We have simplified the teixobactin molecule by swapping out certain amino acids to reduce the cost and automated the process, speeding up a single coupling step from 30 hours to 10 minutes in high yields. We use commercially available low-cost alternatives, and the cost has been reduced by more than 2000 times, while the efficacy and safety of the molecule has been improved.

Our simplified teixobactins successfully eradicated methicillin-resistant Staphylococcus aureus (MRSA) in mice and were found to accumulate at sites of infection in amounts greater than that required to kill such “superbugs”. We have also demonstrated the scalability at the gram scale, and producing at a larger scale, such as the kilo scale, is possible. All these are important requirements to develop viable antibiotics to address the silent pandemic globally.

KR: Do these analogs have any benefits over the natural molecules?

IS: We have a powerful modular platform based on our disruptive designs, which do not follow the literature.

I feel we have changed the dogma in the field and potentially unlocked the medical potential of a promising new class of potent antibiotics capable of killing superbugs.

Our platform enables synthetic diversity to select or deselect properties and edit the molecules to impact potency and other desirable drug-like qualities that are not accessible through natural teixobactin.

KR: How do you envision teixobactin molecules will be used in a clinical setting?

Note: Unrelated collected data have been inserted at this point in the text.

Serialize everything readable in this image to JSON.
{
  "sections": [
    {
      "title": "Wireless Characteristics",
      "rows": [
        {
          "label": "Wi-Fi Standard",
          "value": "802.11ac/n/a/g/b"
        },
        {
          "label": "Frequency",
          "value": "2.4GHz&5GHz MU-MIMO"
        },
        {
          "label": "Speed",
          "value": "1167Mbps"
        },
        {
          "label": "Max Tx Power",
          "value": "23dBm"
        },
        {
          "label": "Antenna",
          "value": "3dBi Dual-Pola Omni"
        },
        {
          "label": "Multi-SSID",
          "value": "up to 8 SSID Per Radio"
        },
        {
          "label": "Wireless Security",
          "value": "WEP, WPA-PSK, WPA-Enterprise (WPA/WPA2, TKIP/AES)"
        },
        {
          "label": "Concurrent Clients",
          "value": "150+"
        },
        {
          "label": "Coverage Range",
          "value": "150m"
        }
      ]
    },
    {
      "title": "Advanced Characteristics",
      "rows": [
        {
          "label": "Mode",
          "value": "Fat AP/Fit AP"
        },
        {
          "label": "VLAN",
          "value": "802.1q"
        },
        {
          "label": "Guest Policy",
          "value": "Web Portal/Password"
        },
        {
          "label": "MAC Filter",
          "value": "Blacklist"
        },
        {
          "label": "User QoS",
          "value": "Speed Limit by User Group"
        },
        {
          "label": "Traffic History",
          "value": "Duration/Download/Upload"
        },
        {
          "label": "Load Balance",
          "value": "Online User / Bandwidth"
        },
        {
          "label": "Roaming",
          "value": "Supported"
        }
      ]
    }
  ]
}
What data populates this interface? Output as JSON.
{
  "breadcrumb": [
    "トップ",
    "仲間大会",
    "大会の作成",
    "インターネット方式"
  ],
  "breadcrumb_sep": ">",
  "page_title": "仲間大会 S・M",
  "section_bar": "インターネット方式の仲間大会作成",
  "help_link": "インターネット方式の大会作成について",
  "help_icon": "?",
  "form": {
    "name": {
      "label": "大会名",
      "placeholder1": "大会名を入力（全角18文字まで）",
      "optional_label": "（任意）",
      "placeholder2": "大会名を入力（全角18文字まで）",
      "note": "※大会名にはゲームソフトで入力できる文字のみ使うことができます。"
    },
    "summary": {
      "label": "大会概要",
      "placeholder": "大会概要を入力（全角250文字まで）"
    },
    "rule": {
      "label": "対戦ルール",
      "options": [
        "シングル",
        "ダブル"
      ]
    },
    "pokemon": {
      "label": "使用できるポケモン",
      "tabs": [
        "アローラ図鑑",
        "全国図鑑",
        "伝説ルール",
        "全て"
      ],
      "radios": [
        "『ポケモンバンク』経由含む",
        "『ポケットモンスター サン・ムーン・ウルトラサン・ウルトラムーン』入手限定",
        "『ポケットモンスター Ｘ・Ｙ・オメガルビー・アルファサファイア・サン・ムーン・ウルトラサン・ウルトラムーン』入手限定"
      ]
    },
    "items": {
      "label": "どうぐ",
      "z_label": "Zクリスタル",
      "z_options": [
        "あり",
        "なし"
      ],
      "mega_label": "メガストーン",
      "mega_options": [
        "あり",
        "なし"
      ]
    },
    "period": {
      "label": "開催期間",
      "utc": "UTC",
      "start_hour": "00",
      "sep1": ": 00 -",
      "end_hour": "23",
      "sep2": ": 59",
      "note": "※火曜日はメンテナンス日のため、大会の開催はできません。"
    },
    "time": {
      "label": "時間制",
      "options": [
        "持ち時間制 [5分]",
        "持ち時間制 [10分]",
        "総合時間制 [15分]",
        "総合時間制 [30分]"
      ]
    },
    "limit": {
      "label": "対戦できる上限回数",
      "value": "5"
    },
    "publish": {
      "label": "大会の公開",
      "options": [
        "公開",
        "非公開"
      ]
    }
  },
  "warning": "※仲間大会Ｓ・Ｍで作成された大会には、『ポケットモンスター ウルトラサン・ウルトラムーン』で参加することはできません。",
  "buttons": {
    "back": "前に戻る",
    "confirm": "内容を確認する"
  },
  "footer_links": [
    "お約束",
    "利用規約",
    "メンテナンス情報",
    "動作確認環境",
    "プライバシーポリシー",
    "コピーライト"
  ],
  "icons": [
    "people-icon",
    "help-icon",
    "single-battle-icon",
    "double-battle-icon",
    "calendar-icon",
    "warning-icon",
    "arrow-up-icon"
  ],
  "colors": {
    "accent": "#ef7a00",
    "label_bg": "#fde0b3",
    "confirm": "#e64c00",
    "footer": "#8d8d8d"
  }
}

IS: Our goal is to have a number of viable drugs from our modular synthetic teixobactin platform, which can be used as a “last line of defense” against superbugs to improve and save millions of lives currently lost due to antibiotic resistance-associated infections. Importantly, our synthetic teixobactins killed a wide range of resistant bacteria, such as MRSA taken from human patients, where current antibiotics fail. Moreover, synthetic teixobactins are also stable at room temperature; a cold chain is not required. Therefore, they have the potential to tackle resistant bacterial infections in diverse clinical settings around the world.

Dr. Ishwar Singh was speaking to Kate Robinson, Assistant Editor for Technology Networks.

About the interviewee:

Dr. Ishwar Singh is a reader in antimicrobial drug discovery and development, Department of Pharmacology and Therapeutics and Chemistry at the University of Liverpool. He has a PhD in organic chemistry, biocatalysts, nucleosides, nucleotides and DNA protein interactions from University of Delhi, India. He has 25 Years of experience in organic chemistry focusing on drug design and development, antimicrobials, bioconjugations, biologics delivery, nucleic acids and peptide modifications. He leads several groundbreaking research programs focused on antimicrobial drug discovery and development.